C’est pour répondre à ces attentes que nous voulons permettre la création de plateformes territoriales d’appui à la médecine libérale, objet de l’article 6. Ces plateformes doivent permettre de sortir de l’« hospitalocentrisme » du système de santé actuel en évitant les hospitalisations inutiles ou évitables et les ruptures dans les parcours de santé complexes. Nous proposons également de créer, à l’article 9, des centres ambulatoires universitaires pour les enseignements publics médicaux et post-universitaires à destination des futurs médecins généralistes et spécialistes en soins primaires ambulatoires. Ces centres de santé ambulatoires universitaires donneraient la possibilité de faire de l’enseignement dans des maisons médicales, au sein de plateformes territoriales ou dans toute autre forme que les médecins libéraux voudront s’approprier pour faire de l’exercice regroupé.

Notre texte propose également deux autres avancées nécessaires. Il s’agit, en premier lieu, de la régionalisation des épreuves classantes nationales. En effet, la nationalisation des épreuves classantes ou du concours de l’internat n’est plus le bon choix, dans un contexte de régionalisation marqué par l’apparition de nouvelles grandes régions. Il convient de faire éclater le principe de nationalisation pour permettre aux étudiants de choisir des centres hospitaliers dans ces régions, au lieu d’être noyés sur tout le territoire.
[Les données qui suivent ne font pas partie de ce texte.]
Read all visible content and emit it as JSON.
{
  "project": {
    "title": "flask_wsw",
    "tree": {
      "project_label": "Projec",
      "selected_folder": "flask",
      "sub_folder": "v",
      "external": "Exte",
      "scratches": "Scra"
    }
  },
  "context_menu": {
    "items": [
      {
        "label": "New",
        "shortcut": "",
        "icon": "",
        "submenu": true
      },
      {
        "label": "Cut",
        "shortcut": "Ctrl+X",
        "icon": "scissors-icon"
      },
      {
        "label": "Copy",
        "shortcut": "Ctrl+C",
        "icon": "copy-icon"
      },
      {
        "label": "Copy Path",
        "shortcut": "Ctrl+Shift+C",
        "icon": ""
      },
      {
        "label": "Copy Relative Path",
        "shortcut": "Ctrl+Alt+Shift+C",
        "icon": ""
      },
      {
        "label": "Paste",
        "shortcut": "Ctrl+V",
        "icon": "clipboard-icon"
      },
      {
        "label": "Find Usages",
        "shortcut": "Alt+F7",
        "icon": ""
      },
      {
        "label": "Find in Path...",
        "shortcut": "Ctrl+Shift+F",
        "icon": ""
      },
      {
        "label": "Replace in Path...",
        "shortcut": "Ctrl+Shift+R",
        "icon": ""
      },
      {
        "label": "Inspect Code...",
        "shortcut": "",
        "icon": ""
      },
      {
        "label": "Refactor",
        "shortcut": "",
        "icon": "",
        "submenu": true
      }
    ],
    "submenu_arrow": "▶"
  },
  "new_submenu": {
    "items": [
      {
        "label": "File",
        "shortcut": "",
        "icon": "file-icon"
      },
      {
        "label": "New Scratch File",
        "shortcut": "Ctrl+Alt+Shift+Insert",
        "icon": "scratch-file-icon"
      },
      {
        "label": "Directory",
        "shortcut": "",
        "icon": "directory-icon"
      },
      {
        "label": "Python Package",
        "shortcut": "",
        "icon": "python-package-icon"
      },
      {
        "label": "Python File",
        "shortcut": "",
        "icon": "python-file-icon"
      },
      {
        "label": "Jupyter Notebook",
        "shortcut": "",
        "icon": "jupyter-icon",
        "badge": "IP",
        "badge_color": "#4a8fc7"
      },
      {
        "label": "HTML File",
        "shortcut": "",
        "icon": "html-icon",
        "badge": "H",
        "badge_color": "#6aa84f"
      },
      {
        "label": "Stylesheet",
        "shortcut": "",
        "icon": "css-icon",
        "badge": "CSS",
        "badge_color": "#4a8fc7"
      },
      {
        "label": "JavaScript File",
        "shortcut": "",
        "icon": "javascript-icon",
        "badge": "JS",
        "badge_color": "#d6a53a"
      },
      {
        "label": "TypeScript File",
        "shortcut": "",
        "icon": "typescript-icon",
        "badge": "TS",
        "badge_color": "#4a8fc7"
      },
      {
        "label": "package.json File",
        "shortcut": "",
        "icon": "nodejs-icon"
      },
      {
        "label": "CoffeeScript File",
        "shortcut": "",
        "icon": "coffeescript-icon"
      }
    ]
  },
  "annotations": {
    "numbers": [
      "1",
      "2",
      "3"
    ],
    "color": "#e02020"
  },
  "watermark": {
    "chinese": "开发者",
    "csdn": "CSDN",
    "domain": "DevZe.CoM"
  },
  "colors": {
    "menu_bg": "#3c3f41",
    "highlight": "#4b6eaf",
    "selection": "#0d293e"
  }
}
En second lieu, par l’article 11, qui prévoit la remise d’un rapport au Parlement, la proposition de loi fait un premier pas vers la mise en place d’un parcours de prévention en matière de santé tout au long de la vie. Par ce dispositif, qui s’inspire des systèmes canadien et scandinave et qui a pour objectif de permettre un vieillissement en bonne santé, un assuré social signerait avec ses organismes payeurs un contrat de prévention personnalisé qui le suivrait tout au long de sa vie, lui permettant ainsi de devenir un acteur de sa santé.

En commission des affaires sociales, le groupe majoritaire a choisi de supprimer, un à un, les douze articles du texte, ce que, bien entendu, je déplore. Plutôt que de les balayer d’un revers de main, en éliminant systématiquement toutes les dispositions de ce texte, comme le souhaite Mme la ministre, je vous invite, mes chers collègues, à voter cette proposition de loi, qui est attendue par le monde médical.